Sunday, September 14, 2008

Sicknesses and Saviors

Jhumpa Lahiri’s “Interpreter of Maladies” presents two families that, although they are from different cultures and countries, share a lack of center. The Das family, which we are introduced to as characters, is crude, immature, and hides a dark secret. Mr. Kapiri’s family, which we learn about through Mr. Kapiri’s inner thoughts, is sad and based on a sense of obligation and tradition, rather than truth or love. The families have in common a spouse dissatisfied with a counterpart, regardless of whether the marriage came to be through a parent’s direct arrangement (Mr. Kapiri) or a parent’s gentle expectation (the Das family). However, the characters differing viewpoints on how to deal with their similarly disappointing situations, based on inherent differences in upbringing, are most interesting to me.
To Mr. Kapiri, the Das family looks Indian but “dresse[s] as foreigners [do]” (2). Mrs. Das’s has tried to solve the problem of not loving her husband by being unfaithful and searching for an outside vitality, which she attempts to excuse through her unhappiness. Mr. Kapasi, on the other hand, has spent his entire life finding different jobs and “the countless other ways he tried to console his wife,” working hard to appease his sense of duty (77). Mrs. Das is imaginative and creative, seeing “a big responsibility” in what Mr. Kapasi had always thought of as “a thankless occupation” (74, 76). Mrs. Das confesses her dark secrets to Mr. Kapasi because she thinks of his job on a higher level; instead of a literal interpreter of patient’s words, he is a metaphorical instructor, a guru-translator that can find her a spiritual “remedy” for all her moral ills (160). Mr. Kapasi, the solid, hard-working, straightforward man, is confused by her beliefs. Although he is flattered at first by her attention, he eventually realizes that she is crude, selfish, and almost repulsive, as evidenced by her blatant disregard of his instructions not to let the monkeys have food that leads to Bobby’s near dismemberment.
In contrast to Mrs. Das, whom he at first admires and is dazzled by, Mr. Kapasi has traditional values and a straightforward mindset. He does his job and he does it well; he is of the old country whereas Mrs. Das is of the selfish new generation. Mr. Kapasi’s sadness is based off of a sense of unfulfilled potential; when he was young, he reminisces, he knew nine languages and an intense intellectual curiosity. Over the years, due to familial stresses and the day-to-day grind, his knowledge has disintegrated to “only a handful of European phrases” (77). Mrs. Das, on the other hand, has never really worked for intellectual advancement; she spent all her time in college with Mr. Das, to the point of having little to no friends. She is incurious and not intellectual. Eventually, Mr. Kapasi realizes that he has merely been hoping for Mrs.

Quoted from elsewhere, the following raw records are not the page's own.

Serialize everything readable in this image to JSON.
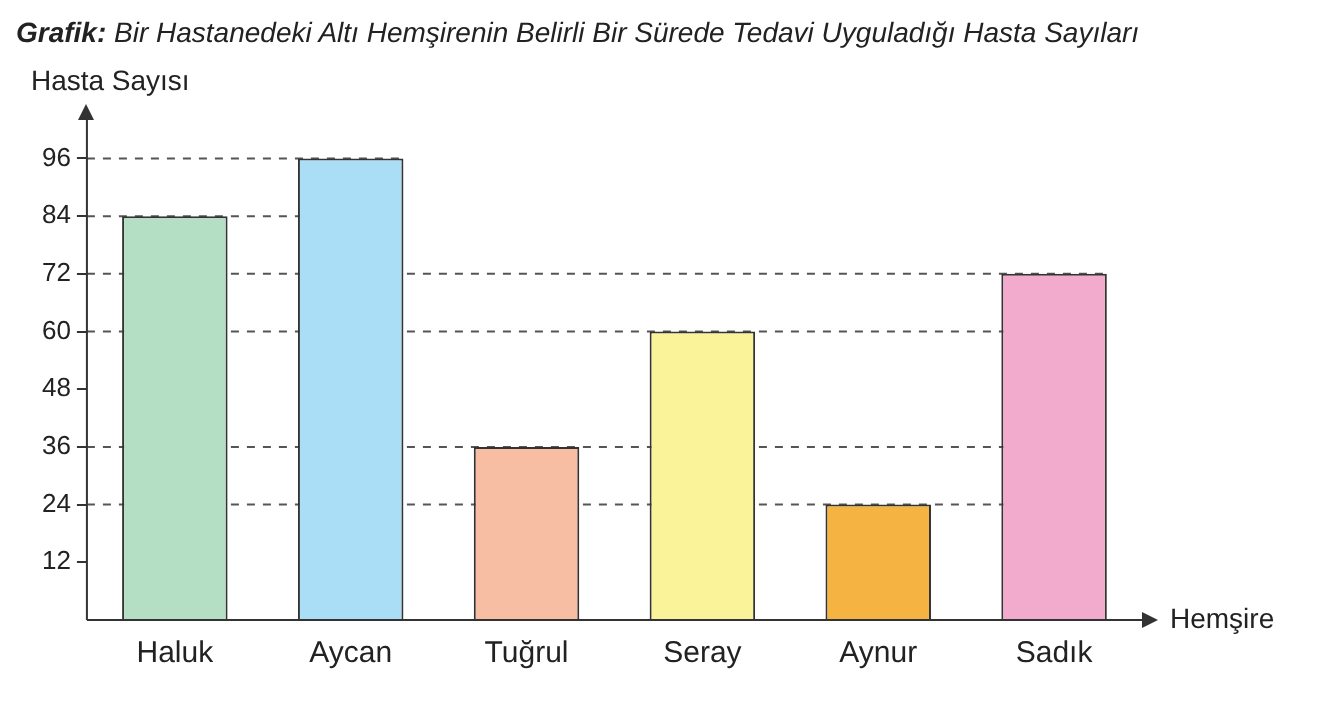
{
  "chart_data": {
    "type": "bar",
    "title": "Grafik: Bir Hastanedeki Altı Hemşirenin Belirli Bir Sürede Tedavi Uyguladığı Hasta Sayıları",
    "xlabel": "Hemşire",
    "ylabel": "Hasta Sayısı",
    "categories": [
      "Haluk",
      "Aycan",
      "Tuğrul",
      "Seray",
      "Aynur",
      "Sadık"
    ],
    "values": [
      84,
      96,
      36,
      60,
      24,
      72
    ],
    "colors": [
      "#b5dfc4",
      "#a9def6",
      "#f7bea4",
      "#fbf39a",
      "#f5b342",
      "#f2aacd"
    ],
    "ylim": [
      0,
      104
    ],
    "yticks": [
      12,
      24,
      36,
      48,
      60,
      72,
      84,
      96
    ],
    "grid": false,
    "legend": false,
    "ref_lines": [
      {
        "axis": "y",
        "value": 96,
        "color": "#555555",
        "line_style": "dashed"
      },
      {
        "axis": "y",
        "value": 84,
        "color": "#555555",
        "line_style": "dashed"
      },
      {
        "axis": "y",
        "value": 72,
        "color": "#555555",
        "line_style": "dashed"
      },
      {
        "axis": "y",
        "value": 60,
        "color": "#555555",
        "line_style": "dashed"
      },
      {
        "axis": "y",
        "value": 36,
        "color": "#555555",
        "line_style": "dashed"
      },
      {
        "axis": "y",
        "value": 24,
        "color": "#555555",
        "line_style": "dashed"
      }
    ]
  }
}
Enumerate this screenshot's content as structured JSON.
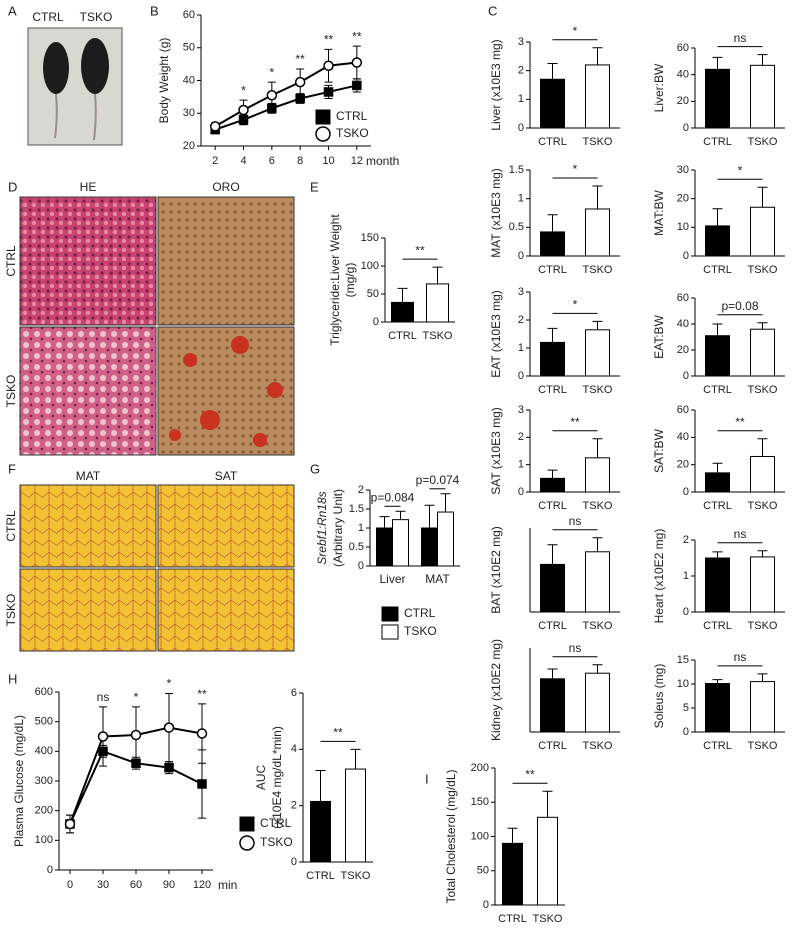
{
  "panel_labels": [
    "A",
    "B",
    "C",
    "D",
    "E",
    "F",
    "G",
    "H",
    "I"
  ],
  "photo": {
    "labels": [
      "CTRL",
      "TSKO"
    ]
  },
  "histology_d": {
    "columns": [
      "HE",
      "ORO"
    ],
    "rows": [
      "CTRL",
      "TSKO"
    ]
  },
  "histology_f": {
    "columns": [
      "MAT",
      "SAT"
    ],
    "rows": [
      "CTRL",
      "TSKO"
    ]
  },
  "chart_data": [
    {
      "type": "line",
      "ylabel": "Body Weight (g)",
      "xlabel": "month",
      "x": [
        2,
        4,
        6,
        8,
        10,
        12
      ],
      "xlim": [
        1,
        13
      ],
      "xticks": [
        2,
        4,
        6,
        8,
        10,
        12
      ],
      "ylim": [
        20,
        60
      ],
      "yticks": [
        20,
        30,
        40,
        50,
        60
      ],
      "series": [
        {
          "name": "CTRL",
          "marker": "square",
          "color": "#000000",
          "fill": "#000000",
          "values": [
            25,
            28,
            31.5,
            34.5,
            36.5,
            38.5
          ],
          "errors": [
            1,
            1.5,
            1.5,
            1.5,
            2,
            2
          ]
        },
        {
          "name": "TSKO",
          "marker": "circle",
          "color": "#000000",
          "fill": "#ffffff",
          "values": [
            26,
            31,
            35.5,
            39.5,
            44.5,
            45.5
          ],
          "errors": [
            1,
            3,
            4,
            4,
            5,
            5
          ]
        }
      ],
      "annotations": [
        null,
        "*",
        "*",
        "**",
        "**",
        "**"
      ]
    },
    {
      "type": "bar",
      "ylabel": [
        "Triglyceride:Liver Weight",
        "(mg/g)"
      ],
      "categories": [
        "CTRL",
        "TSKO"
      ],
      "values": [
        35,
        68
      ],
      "errors": [
        25,
        30
      ],
      "colors": [
        "#000000",
        "#ffffff"
      ],
      "ylim": [
        0,
        150
      ],
      "yticks": [
        0,
        50,
        100,
        150
      ],
      "annotation": "**"
    },
    {
      "type": "grouped_bar",
      "ylabel": [
        "Srebf1:Rn18s",
        "(Arbitrary Unit)"
      ],
      "categories": [
        "Liver",
        "MAT"
      ],
      "series": [
        {
          "name": "CTRL",
          "color": "#000000",
          "values": [
            1.0,
            1.0
          ],
          "errors": [
            0.3,
            0.6
          ]
        },
        {
          "name": "TSKO",
          "color": "#ffffff",
          "values": [
            1.22,
            1.42
          ],
          "errors": [
            0.22,
            0.48
          ]
        }
      ],
      "ylim": [
        0,
        2
      ],
      "yticks": [
        0,
        0.5,
        1,
        1.5,
        2
      ],
      "annotations": [
        "p=0.084",
        "p=0.074"
      ]
    },
    {
      "type": "bar",
      "ylabel": "Liver (x10E3 mg)",
      "categories": [
        "CTRL",
        "TSKO"
      ],
      "values": [
        1.7,
        2.2
      ],
      "errors": [
        0.55,
        0.6
      ],
      "colors": [
        "#000000",
        "#ffffff"
      ],
      "ylim": [
        0,
        3
      ],
      "yticks": [
        0,
        1,
        2,
        3
      ],
      "annotation": "*"
    },
    {
      "type": "bar",
      "ylabel": "Liver:BW",
      "categories": [
        "CTRL",
        "TSKO"
      ],
      "values": [
        44,
        47
      ],
      "errors": [
        9,
        8
      ],
      "colors": [
        "#000000",
        "#ffffff"
      ],
      "ylim": [
        0,
        60
      ],
      "yticks": [
        0,
        20,
        40,
        60
      ],
      "annotation": "ns"
    },
    {
      "type": "bar",
      "ylabel": "MAT (x10E3 mg)",
      "categories": [
        "CTRL",
        "TSKO"
      ],
      "values": [
        0.42,
        0.82
      ],
      "errors": [
        0.3,
        0.4
      ],
      "colors": [
        "#000000",
        "#ffffff"
      ],
      "ylim": [
        0,
        1.5
      ],
      "yticks": [
        0,
        0.5,
        1,
        1.5
      ],
      "annotation": "*"
    },
    {
      "type": "bar",
      "ylabel": "MAT:BW",
      "categories": [
        "CTRL",
        "TSKO"
      ],
      "values": [
        10.5,
        17
      ],
      "errors": [
        6,
        7
      ],
      "colors": [
        "#000000",
        "#ffffff"
      ],
      "ylim": [
        0,
        30
      ],
      "yticks": [
        0,
        10,
        20,
        30
      ],
      "annotation": "*"
    },
    {
      "type": "bar",
      "ylabel": "EAT (x10E3 mg)",
      "categories": [
        "CTRL",
        "TSKO"
      ],
      "values": [
        1.2,
        1.65
      ],
      "errors": [
        0.5,
        0.3
      ],
      "colors": [
        "#000000",
        "#ffffff"
      ],
      "ylim": [
        0,
        3
      ],
      "yticks": [
        0,
        1,
        2,
        3
      ],
      "annotation": "*"
    },
    {
      "type": "bar",
      "ylabel": "EAT:BW",
      "categories": [
        "CTRL",
        "TSKO"
      ],
      "values": [
        31,
        36
      ],
      "errors": [
        9,
        5
      ],
      "colors": [
        "#000000",
        "#ffffff"
      ],
      "ylim": [
        0,
        60
      ],
      "yticks": [
        0,
        20,
        40,
        60
      ],
      "annotation": "p=0.08"
    },
    {
      "type": "bar",
      "ylabel": "SAT (x10E3 mg)",
      "categories": [
        "CTRL",
        "TSKO"
      ],
      "values": [
        0.5,
        1.25
      ],
      "errors": [
        0.3,
        0.7
      ],
      "colors": [
        "#000000",
        "#ffffff"
      ],
      "ylim": [
        0,
        3
      ],
      "yticks": [
        0,
        1,
        2,
        3
      ],
      "annotation": "**"
    },
    {
      "type": "bar",
      "ylabel": "SAT:BW",
      "categories": [
        "CTRL",
        "TSKO"
      ],
      "values": [
        14,
        26
      ],
      "errors": [
        7,
        13
      ],
      "colors": [
        "#000000",
        "#ffffff"
      ],
      "ylim": [
        0,
        60
      ],
      "yticks": [
        0,
        20,
        40,
        60
      ],
      "annotation": "**"
    },
    {
      "type": "bar",
      "ylabel": "BAT (x10E2 mg)",
      "categories": [
        "CTRL",
        "TSKO"
      ],
      "values": [
        1.7,
        2.15
      ],
      "errors": [
        0.7,
        0.5
      ],
      "colors": [
        "#000000",
        "#ffffff"
      ],
      "ylim": [
        0,
        3
      ],
      "annotation": "ns"
    },
    {
      "type": "bar",
      "ylabel": "Heart (x10E2 mg)",
      "categories": [
        "CTRL",
        "TSKO"
      ],
      "values": [
        1.5,
        1.53
      ],
      "errors": [
        0.17,
        0.17
      ],
      "colors": [
        "#000000",
        "#ffffff"
      ],
      "ylim": [
        0,
        2
      ],
      "yticks": [
        0,
        1,
        2
      ],
      "annotation": "ns"
    },
    {
      "type": "bar",
      "ylabel": "Kidney (x10E2 mg)",
      "categories": [
        "CTRL",
        "TSKO"
      ],
      "values": [
        1.9,
        2.1
      ],
      "errors": [
        0.35,
        0.3
      ],
      "colors": [
        "#000000",
        "#ffffff"
      ],
      "ylim": [
        0,
        3
      ],
      "annotation": "ns"
    },
    {
      "type": "bar",
      "ylabel": "Soleus (mg)",
      "categories": [
        "CTRL",
        "TSKO"
      ],
      "values": [
        10.1,
        10.5
      ],
      "errors": [
        0.8,
        1.6
      ],
      "colors": [
        "#000000",
        "#ffffff"
      ],
      "ylim": [
        0,
        15
      ],
      "yticks": [
        0,
        5,
        10,
        15
      ],
      "annotation": "ns"
    },
    {
      "type": "line",
      "ylabel": "Plasma Glucose (mg/dL)",
      "xlabel": "min",
      "x": [
        0,
        30,
        60,
        90,
        120
      ],
      "xlim": [
        -10,
        130
      ],
      "xticks": [
        0,
        30,
        60,
        90,
        120
      ],
      "ylim": [
        0,
        600
      ],
      "yticks": [
        0,
        100,
        200,
        300,
        400,
        500,
        600
      ],
      "series": [
        {
          "name": "CTRL",
          "marker": "square",
          "color": "#000000",
          "fill": "#000000",
          "values": [
            155,
            400,
            360,
            345,
            290
          ],
          "errors": [
            30,
            20,
            20,
            20,
            115
          ]
        },
        {
          "name": "TSKO",
          "marker": "circle",
          "color": "#000000",
          "fill": "#ffffff",
          "values": [
            155,
            450,
            455,
            480,
            460
          ],
          "errors": [
            30,
            100,
            95,
            115,
            100
          ]
        }
      ],
      "annotations": [
        null,
        "ns",
        "*",
        "*",
        "**"
      ]
    },
    {
      "type": "bar",
      "ylabel": [
        "AUC",
        "(x10E4 mg/dL*min)"
      ],
      "categories": [
        "CTRL",
        "TSKO"
      ],
      "values": [
        2.15,
        3.3
      ],
      "errors": [
        1.1,
        0.7
      ],
      "colors": [
        "#000000",
        "#ffffff"
      ],
      "ylim": [
        0,
        6
      ],
      "yticks": [
        0,
        2,
        4,
        6
      ],
      "annotation": "**"
    },
    {
      "type": "bar",
      "ylabel": "Total Cholesterol (mg/dL)",
      "categories": [
        "CTRL",
        "TSKO"
      ],
      "values": [
        90,
        128
      ],
      "errors": [
        22,
        38
      ],
      "colors": [
        "#000000",
        "#ffffff"
      ],
      "ylim": [
        0,
        200
      ],
      "yticks": [
        0,
        50,
        100,
        150,
        200
      ],
      "annotation": "**"
    }
  ]
}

Das to be the different type of woman he needs; the one with whom he can exchange letters and have an affair of the mind. Finally, however, when the slip of paper with Mr. Kapasi’s address “flutter[s] away in the wind,” he does not protest because he has recognized his complete incompatibility with Mrs. Das (179). In the end, “Interpreter of Maladies” is a story about two lost souls, ailing in similar ways but needing different cures.
(554)

1 comment:

LCC said...

Junior--you said, "“Interpreter of Maladies” is a story about two lost souls, ailing in similar ways but needing different cures." Well said. Each one want the other to satisfy something missing in their own life, to be the "interpreter" of their own malady, but as you point out, it's not as easy as they want it to be. The lack of center somehow seems more sympathetic on his part than hers, but not a more realistic desire.